State Watch

DC police reform commission recommends shrinking size of force

The D.C. Police Reform Commission released a 259-page report with dozens of recommendations on Thursday, including educing the size of the city’s Metropolitan Police Department. 

The group recommended that a congressional mandate that requires the city’s police department have at least 3,000 officers be done away with.

“Decentering police requires shifting our collective focus and resources to invest far more in community-centered programs that prevent harm, while simultaneously realigning and reducing the size, responsibilities, and budget of MPD in line with a narrower scope of work for police,” the commission wrote in its recommendation.

“This shift must occur strategically: a smaller MPD does not guarantee a more community-responsive, less harmful, and ultimately more effective department,” it wrote.

Other recommendations included reducing the police presence in schools and calling for the use of behavioral health care professionals for certain crises.

The commission worked on its report titled “Decentering Police To Improve Public Safety” for around seven months. 

The report “as a whole, reflects the views of the overwhelming majority of Commissioners,” the 20-member group wrote.

Apart from how to handle crises, the commission also made recommendations on how to prevent them from happening, such as expanding safety nets for vulnerable people.

“The District needs to expand and create community-based services and other resources that meet people’s underlying needs and thus improve the quality of life for District residents and prevent many emergencies from arising in the first place,” the commission wrote.

Christy Lopez, a former Department of Justice official and a co-chair of the commission, told DCist that the commission was instructed to “re-envision policing and public safety.”

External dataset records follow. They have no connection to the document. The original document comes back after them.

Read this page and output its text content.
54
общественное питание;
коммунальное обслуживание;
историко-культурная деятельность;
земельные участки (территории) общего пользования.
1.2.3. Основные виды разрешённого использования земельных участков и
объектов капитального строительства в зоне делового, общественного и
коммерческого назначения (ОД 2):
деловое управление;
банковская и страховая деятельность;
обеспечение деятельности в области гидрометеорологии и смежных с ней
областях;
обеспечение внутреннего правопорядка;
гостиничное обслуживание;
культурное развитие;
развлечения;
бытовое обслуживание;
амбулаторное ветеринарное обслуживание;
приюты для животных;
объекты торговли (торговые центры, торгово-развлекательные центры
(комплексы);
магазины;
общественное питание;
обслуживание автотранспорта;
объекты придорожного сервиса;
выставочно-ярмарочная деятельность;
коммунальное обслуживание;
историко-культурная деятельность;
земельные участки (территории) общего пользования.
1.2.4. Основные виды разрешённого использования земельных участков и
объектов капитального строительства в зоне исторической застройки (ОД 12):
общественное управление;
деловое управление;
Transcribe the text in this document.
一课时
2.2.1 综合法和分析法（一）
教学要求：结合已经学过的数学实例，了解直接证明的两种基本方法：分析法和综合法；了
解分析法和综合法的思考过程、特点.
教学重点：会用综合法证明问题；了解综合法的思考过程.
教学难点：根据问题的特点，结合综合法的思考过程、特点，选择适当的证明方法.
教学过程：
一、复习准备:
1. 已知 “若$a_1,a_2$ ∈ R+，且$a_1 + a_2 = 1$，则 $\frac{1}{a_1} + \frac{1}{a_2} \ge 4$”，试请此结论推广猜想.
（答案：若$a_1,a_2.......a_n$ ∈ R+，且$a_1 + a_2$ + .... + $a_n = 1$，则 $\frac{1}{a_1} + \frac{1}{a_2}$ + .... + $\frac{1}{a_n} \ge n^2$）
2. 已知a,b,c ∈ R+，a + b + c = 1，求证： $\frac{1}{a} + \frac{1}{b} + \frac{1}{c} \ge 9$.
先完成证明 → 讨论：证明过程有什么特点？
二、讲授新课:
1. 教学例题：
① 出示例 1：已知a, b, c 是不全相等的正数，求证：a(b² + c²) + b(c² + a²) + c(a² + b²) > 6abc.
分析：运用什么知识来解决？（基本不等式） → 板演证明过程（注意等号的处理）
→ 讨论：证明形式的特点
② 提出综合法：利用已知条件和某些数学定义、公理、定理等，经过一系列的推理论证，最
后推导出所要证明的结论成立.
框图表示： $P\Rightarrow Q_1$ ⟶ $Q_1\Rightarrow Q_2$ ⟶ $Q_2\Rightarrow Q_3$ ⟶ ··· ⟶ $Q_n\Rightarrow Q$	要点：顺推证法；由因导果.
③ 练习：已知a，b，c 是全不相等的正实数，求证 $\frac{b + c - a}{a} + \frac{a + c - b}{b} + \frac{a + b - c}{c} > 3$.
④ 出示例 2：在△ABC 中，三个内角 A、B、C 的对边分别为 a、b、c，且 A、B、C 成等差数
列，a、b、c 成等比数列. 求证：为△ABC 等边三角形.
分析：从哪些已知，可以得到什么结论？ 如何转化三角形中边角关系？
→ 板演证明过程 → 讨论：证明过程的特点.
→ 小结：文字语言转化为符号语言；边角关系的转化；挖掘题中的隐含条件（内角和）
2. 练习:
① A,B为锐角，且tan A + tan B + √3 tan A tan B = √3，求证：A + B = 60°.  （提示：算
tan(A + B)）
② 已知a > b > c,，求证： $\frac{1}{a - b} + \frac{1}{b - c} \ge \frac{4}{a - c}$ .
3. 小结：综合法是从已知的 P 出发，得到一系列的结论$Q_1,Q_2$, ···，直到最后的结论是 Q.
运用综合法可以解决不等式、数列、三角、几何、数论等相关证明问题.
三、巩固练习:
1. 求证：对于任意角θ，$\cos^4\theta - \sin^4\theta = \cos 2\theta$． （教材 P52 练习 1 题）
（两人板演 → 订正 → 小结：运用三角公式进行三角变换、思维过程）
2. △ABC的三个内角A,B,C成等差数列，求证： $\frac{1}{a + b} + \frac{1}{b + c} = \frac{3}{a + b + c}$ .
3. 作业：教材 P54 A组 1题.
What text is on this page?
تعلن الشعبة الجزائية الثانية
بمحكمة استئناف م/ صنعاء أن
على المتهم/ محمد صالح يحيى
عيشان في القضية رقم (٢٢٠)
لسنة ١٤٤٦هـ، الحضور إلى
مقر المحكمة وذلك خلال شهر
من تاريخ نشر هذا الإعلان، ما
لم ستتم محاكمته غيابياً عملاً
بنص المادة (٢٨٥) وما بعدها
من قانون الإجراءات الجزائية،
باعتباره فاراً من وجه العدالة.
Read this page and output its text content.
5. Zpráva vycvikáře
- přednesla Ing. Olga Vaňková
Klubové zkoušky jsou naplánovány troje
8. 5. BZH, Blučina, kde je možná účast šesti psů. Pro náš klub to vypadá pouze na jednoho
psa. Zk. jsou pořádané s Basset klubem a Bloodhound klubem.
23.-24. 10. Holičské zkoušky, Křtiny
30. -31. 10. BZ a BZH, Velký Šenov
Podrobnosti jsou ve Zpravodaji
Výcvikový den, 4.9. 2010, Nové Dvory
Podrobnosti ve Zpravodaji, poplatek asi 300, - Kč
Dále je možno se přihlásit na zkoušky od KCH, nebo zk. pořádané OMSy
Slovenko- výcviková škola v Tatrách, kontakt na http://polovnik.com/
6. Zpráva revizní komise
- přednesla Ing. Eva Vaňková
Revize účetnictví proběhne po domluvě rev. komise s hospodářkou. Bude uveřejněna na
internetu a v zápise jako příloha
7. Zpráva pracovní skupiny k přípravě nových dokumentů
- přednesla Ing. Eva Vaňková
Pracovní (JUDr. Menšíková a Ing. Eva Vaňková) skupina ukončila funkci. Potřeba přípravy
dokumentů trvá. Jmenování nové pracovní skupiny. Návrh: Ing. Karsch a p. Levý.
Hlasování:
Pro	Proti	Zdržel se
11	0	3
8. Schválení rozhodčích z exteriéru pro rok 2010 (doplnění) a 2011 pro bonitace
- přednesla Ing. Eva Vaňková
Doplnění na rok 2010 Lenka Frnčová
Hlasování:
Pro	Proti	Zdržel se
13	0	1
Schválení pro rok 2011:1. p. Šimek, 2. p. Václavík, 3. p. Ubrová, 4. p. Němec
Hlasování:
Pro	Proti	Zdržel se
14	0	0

“We didn’t want to have a set of anodyne recommendations that were of kind of boilerplate. We wanted to make sure that our commission report didn’t just talk about policing, but the entire public safety infrastructure,” Lopez said.

Lopez acknowledged that there will likely be some pushback and hesitation to the recommendations, but said she believes many officers and department heads will agree with the commission’s report.

“The Metropolitan Police Department has a history of embracing independent review and analysis of agency practices to implement positive change,” acting Deputy D.C. Mayor for Public Safety and Justice Chris Geldart said in a statement to DCist.

“We appreciate the time and effort that the D.C. Police Reform Commission members have invested in this,” Geldart added. “We will be ready to work with Mayor Bowser, the Metropolitan Police Department, and the council in determining the best steps forward for the District.”